Like a monster in a horror flick franchise, the Law of the Sea Treaty (LOST), an omnibus treaty originally blocked by President Ronald Reagan, is back! And despite what the doomsday document’s delirious spokesmen say, it’s about as scary as ever.
The convention is being pushed by a mix of activists, who support international law — any international law — and businesses, such as the International Association of Drilling Contractors, that see visions of profits dancing in their boardrooms. Treaty critics are being dismissed as ignorant fools or cynical liars.
LOST covers navigation, environment, seabed mining, and more. It offers a few benefits, but they have been widely exaggerated. Boosters are bragging that the treaty would strengthen navigation rights. But the difference would only be marginal, since the treaty simply codifies customary international law.
Most countries have an interest in maintaining free navigation. If a nation believes it to be in its interest — and within its capability — to interdict commercial or military shipping, it isn’t likely to waste time parsing LOST articles before acting.
The Treaty’s downsides remain. The seabed mining provisions were renegotiated in 1994, but the treaty was not “fixed.” The convention, originally intended to promote large-scale income redistribution to Third World states, creates an International Seabed Authority (ISA) to regulate ocean mining and the Enterprise to mine for the ISA.
The system is byzantine in its complexity and inefficiency.
THE RENEGOTIATED text only moderated LOST’s infirmities. Now, the U.S. has been given a seat on the Council of the ISA, but it possesses no veto, unlike the UN Security Council.

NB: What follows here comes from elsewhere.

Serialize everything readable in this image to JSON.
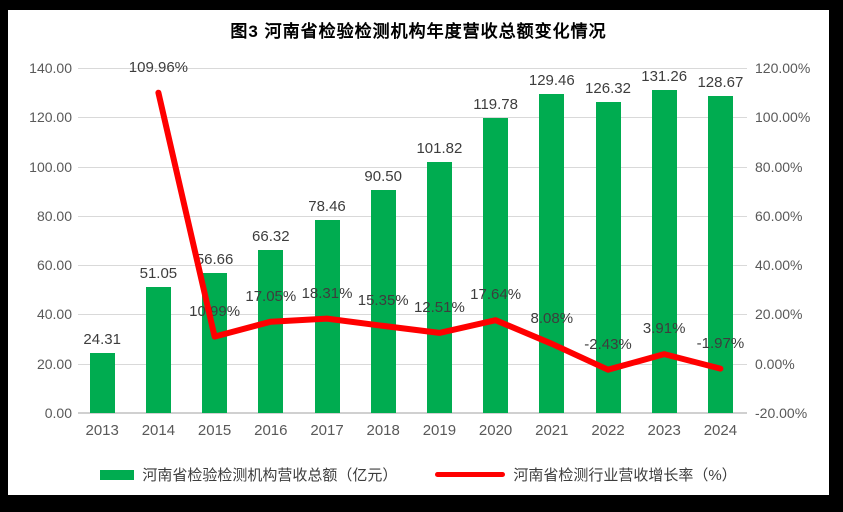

The Council operates by “consensus,” but under the Treaty this only means the ISA must strive to overcome disagreements before moving forward. Had “consensus” really meant consensus as commonly understood, the Treaty itself could never have been approved over U.S. objections.
Similarly, the agreement retains part of the original requirement for mandatory technology transfers. Article 144 directs that the Authority shall “promote and encourage the transfer to developing States of such technology and scientific knowledge.”
Moreover, the Authority and States Parties “shall initiate and promote” programs “for the transfer of technology to the Enterprise and to developing states,” including “facilitating the access of the Enterprise and of developing States to the relevant technology, under fair and reasonable terms and conditions.” The revised text also adds new provisions that easily could be interpreted to require the same sort of technology transfers originally specified in the version that the U.S. rejected, such as the requirement that governments “ensure that contractors sponsored by them also cooperate fully with the Authority.”
Equally bad, LOST could be treated as self-enforcing, that is, found to create obligations enforceable by U.S. courts. In Medellin v. Texas, the U.S. Supreme Court recently rejected a challenge to a criminal conviction for failure to fulfill the Vienna Convention on Consular Relations. The majority ruled that it does not constitute “directly enforceable federal law.”
Treaty advocates make the same claim for LOST. However, Annex III, Article 21(2) states that LOST tribunal decisions “shall be enforceable in the territory of each State Party.” And in Medillin Justice John Paul Stevens contrasted the Vienna Convention with LOST, which he opined did “incorporate international judgments into international law.”
The issue isn’t going to be settled until a suit is filed under LOST, if the U.S. is foolish enough to ratify the Treaty.
INDEED, SOME PROPONENTS are almost gleeful about the treaty’s many opportunities for new litigation. William C.G. Burns, a professor at Monterey Institute of International Studies, denounced America’s refusal to ratify the Kyoto Protocol on global warming.
Burns noted that “several States and peoples in recent years have begun to contemplate, or have taken active steps to initiate, actions against States or private actors” in a variety of international forums, including the LOST, which, he contends, “may prove to be one of the primary battlegrounds for climate change issues in the future.”